生活似乎回到了正轨。陆哲给我打了无数个电话,发了无数条信息,道歉,忏悔,
说他跟许安安只是一时糊涂,他爱的人还是我。我一条都没回。许安安也在微信上跟我解释,
说她是被陆哲蒙骗的,求我原谅。我直接拉黑了她。有些东西,脏了就是脏了,擦不干净。
这天,我正在家里看电影,门铃突然响了。我从猫眼里一看,竟然是陆哲。
他捧着一大束玫瑰,脸上挂着我熟悉的、温柔的笑。我不想见他,转身就想走。“云舒,
我知道你在里面。”他在门外喊,“你开开门,我们谈谈。”“我们没什么好谈的。
”我隔着门冷冷地说。
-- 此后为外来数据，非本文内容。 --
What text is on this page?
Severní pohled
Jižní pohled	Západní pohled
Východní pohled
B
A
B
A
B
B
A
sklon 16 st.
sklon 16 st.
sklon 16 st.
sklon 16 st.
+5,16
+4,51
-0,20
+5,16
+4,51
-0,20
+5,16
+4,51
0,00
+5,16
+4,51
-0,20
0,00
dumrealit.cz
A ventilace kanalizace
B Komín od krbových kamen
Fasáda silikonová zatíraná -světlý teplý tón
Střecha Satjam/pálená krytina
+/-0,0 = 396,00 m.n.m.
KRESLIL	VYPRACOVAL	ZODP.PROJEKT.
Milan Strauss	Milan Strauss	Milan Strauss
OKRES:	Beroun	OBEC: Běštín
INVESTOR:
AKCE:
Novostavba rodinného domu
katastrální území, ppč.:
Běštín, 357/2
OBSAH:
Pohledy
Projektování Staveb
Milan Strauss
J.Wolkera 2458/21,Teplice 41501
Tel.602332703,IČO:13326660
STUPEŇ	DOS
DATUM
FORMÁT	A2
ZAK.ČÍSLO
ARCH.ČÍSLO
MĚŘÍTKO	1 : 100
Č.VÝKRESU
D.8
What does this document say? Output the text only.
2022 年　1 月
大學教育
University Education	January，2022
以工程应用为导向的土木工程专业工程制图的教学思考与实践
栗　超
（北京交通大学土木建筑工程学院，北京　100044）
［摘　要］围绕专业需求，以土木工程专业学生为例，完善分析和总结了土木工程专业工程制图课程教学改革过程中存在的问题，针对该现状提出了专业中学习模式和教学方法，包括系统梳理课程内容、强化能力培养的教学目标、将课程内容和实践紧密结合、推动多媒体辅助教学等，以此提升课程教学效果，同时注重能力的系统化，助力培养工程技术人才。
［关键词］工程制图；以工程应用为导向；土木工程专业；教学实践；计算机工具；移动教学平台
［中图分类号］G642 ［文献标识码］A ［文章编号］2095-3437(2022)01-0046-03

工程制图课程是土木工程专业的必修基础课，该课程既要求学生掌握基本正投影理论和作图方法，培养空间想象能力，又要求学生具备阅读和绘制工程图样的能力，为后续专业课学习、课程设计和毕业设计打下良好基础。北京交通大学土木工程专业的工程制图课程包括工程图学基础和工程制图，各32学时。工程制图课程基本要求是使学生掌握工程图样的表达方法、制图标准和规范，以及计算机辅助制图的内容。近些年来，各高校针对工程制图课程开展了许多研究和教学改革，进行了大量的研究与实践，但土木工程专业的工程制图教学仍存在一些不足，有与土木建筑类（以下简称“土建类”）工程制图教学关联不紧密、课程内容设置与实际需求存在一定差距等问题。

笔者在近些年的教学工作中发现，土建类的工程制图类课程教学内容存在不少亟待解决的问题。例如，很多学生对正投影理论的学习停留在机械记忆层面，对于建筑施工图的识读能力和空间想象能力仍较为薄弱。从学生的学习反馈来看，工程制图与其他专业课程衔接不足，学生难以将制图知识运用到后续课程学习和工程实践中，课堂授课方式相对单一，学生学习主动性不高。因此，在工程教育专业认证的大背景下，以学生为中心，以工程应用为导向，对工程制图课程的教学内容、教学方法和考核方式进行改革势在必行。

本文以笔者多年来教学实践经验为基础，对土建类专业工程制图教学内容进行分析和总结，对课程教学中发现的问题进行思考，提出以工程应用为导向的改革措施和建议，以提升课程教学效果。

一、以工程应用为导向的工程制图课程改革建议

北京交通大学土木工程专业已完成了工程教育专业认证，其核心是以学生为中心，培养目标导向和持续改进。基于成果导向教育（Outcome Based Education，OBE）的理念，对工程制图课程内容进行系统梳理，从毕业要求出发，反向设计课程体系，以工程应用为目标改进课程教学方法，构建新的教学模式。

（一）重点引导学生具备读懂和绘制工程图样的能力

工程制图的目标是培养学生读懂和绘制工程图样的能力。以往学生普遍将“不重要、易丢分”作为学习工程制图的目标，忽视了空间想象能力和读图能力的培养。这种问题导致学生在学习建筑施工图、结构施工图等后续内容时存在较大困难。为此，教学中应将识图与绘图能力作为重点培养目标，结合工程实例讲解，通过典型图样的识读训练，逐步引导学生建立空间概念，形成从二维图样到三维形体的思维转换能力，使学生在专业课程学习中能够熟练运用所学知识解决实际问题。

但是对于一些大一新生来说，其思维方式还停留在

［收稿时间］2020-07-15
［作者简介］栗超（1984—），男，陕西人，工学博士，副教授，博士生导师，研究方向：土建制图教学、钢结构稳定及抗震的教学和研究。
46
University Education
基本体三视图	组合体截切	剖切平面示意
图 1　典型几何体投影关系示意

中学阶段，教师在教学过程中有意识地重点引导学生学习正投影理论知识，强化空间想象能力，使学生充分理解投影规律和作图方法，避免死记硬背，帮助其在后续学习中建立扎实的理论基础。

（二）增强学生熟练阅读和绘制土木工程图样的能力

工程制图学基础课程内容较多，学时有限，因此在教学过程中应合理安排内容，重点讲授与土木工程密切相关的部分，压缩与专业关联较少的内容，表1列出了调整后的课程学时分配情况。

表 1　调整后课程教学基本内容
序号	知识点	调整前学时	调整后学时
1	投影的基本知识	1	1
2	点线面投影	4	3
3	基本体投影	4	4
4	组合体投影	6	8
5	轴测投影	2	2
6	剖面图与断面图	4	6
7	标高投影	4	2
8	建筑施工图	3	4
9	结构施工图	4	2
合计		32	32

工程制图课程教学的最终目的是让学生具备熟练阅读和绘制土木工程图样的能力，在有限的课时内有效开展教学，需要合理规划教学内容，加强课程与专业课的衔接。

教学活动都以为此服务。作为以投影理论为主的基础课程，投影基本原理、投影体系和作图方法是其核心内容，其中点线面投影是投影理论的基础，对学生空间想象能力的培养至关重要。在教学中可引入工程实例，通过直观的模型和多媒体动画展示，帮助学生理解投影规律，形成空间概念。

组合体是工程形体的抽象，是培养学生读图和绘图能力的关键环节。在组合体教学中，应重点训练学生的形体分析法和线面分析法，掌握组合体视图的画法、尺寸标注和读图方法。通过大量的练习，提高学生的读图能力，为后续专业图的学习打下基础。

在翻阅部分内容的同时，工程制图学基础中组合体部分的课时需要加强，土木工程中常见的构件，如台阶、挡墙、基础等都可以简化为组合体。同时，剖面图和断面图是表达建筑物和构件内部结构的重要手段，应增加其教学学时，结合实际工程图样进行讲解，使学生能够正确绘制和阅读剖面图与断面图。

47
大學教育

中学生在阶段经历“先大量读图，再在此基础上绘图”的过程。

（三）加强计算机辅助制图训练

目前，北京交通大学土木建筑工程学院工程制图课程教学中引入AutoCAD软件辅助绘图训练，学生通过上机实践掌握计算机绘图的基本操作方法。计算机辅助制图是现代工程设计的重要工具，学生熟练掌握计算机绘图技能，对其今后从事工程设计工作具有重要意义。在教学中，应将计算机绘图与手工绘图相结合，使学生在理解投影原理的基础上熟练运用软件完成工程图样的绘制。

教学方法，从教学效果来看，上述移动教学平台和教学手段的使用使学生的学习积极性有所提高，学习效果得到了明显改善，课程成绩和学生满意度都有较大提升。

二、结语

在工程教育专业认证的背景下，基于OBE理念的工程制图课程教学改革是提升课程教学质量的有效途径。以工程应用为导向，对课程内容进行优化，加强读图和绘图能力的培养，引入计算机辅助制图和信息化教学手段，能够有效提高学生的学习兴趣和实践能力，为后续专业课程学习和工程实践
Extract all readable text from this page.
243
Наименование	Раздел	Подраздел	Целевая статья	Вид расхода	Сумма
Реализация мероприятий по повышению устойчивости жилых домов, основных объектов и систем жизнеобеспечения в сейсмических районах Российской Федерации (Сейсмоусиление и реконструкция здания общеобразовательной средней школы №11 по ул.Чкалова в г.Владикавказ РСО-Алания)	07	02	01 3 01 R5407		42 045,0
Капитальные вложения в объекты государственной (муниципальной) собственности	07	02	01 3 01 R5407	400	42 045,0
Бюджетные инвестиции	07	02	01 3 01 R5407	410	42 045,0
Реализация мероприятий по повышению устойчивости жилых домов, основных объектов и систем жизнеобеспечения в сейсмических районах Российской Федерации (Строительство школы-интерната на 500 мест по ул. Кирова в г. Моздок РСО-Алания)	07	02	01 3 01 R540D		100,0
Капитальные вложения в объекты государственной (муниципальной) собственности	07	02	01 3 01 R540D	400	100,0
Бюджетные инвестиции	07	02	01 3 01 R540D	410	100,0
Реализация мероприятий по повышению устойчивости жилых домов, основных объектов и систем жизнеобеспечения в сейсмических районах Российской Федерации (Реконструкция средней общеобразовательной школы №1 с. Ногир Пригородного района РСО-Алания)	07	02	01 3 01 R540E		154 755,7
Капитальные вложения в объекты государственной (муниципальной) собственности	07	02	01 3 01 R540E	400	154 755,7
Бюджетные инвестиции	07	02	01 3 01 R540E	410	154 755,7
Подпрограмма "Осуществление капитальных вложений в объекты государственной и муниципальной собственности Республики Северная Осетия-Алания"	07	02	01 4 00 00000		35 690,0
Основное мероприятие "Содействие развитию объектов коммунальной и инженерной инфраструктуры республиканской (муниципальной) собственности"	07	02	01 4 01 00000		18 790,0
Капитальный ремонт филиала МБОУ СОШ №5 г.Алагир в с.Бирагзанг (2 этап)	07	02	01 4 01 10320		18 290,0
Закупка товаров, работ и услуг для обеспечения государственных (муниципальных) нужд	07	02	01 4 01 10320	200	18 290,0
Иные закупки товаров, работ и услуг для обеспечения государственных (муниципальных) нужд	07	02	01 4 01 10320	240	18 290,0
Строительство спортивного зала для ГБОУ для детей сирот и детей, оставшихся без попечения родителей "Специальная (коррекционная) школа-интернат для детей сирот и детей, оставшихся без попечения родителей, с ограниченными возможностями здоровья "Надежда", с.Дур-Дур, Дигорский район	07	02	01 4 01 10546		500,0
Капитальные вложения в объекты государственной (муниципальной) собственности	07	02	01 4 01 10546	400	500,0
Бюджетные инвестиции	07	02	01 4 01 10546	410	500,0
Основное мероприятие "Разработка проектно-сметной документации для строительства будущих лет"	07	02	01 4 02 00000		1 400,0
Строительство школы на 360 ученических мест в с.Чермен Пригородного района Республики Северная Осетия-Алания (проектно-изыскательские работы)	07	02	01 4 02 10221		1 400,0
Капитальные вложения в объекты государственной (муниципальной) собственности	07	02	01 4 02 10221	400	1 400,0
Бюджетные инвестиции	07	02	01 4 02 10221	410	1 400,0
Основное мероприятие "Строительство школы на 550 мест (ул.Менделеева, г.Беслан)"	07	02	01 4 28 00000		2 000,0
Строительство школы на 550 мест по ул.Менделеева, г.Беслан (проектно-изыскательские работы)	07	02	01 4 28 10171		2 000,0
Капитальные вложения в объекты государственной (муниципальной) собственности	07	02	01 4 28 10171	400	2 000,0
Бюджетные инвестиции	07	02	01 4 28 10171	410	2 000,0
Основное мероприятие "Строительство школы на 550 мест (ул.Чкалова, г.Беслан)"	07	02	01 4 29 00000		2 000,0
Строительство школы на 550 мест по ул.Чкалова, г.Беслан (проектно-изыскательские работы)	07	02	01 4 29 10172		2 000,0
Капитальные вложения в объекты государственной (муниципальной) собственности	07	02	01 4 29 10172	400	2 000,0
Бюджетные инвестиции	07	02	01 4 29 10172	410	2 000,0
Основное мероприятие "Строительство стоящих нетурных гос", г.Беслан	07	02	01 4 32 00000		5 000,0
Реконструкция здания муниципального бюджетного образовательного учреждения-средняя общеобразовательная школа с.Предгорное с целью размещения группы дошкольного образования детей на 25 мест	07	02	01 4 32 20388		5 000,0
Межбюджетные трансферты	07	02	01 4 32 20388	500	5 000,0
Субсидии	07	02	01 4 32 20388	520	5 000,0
“就五分钟,行吗?”他的声音听起来有些疲惫,
“我只是想当面跟你说声对不起。”我犹豫了一下,还是打开了门。我想,
是时候做个了断了。“云舒。”他把花递给我,我没接。他有些尴尬地收回手,
把花放在门口的鞋柜上。“我知道我错了,我不求你原谅,我只是……”他看着我,
眼神真诚,“我只是想告诉你,我跟她已经断了,以后再也不会了。”“所以呢?
”我靠在门框上,面无表情。“我们……还能回到从前吗?”他试探着问。我笑了。“陆哲,
你觉得我们之间的问题,只是许安安吗?”他愣住了。“你把我当傻子,把我当病人,
用你的温柔和包容,给我造了一个完美的牢笼。”我说,“我以前是傻,看不清,但现在,
我不想再待在你的笼子里了。”他的脸色,一点点变得难看。“云舒,你非要这么说话吗?
”“不然呢?像以前一样,对你言听计从,把你当成我的神?”我反问。他沉默了。
过了很久,他才重新开口,语气里带着一丝威胁。“云舒,你别忘了,你那个怪病,
只有我能帮你。”“是吗?”我挑眉。“除了我,还有谁会包容一个动不动就喊疼,
还找不出病因的疯子?”他逼近一步,试图用气势压倒我,“离开我,你什么都不是。
”我看着他那张因为愤怒而有些扭曲的脸,突然觉得很陌生。这就是我爱了那么多年的人?
“那我们就拭目以待。”我平静地说完,关上了门。门外传来他气急败ahi的踹门声。
我靠在门上,长长地吐出一口气。就在这时,一阵尖锐的刺痛,
毫无预兆地从我的左手手心传来。像是被一根钉子,狠狠地钉穿。我猛地摊开手掌。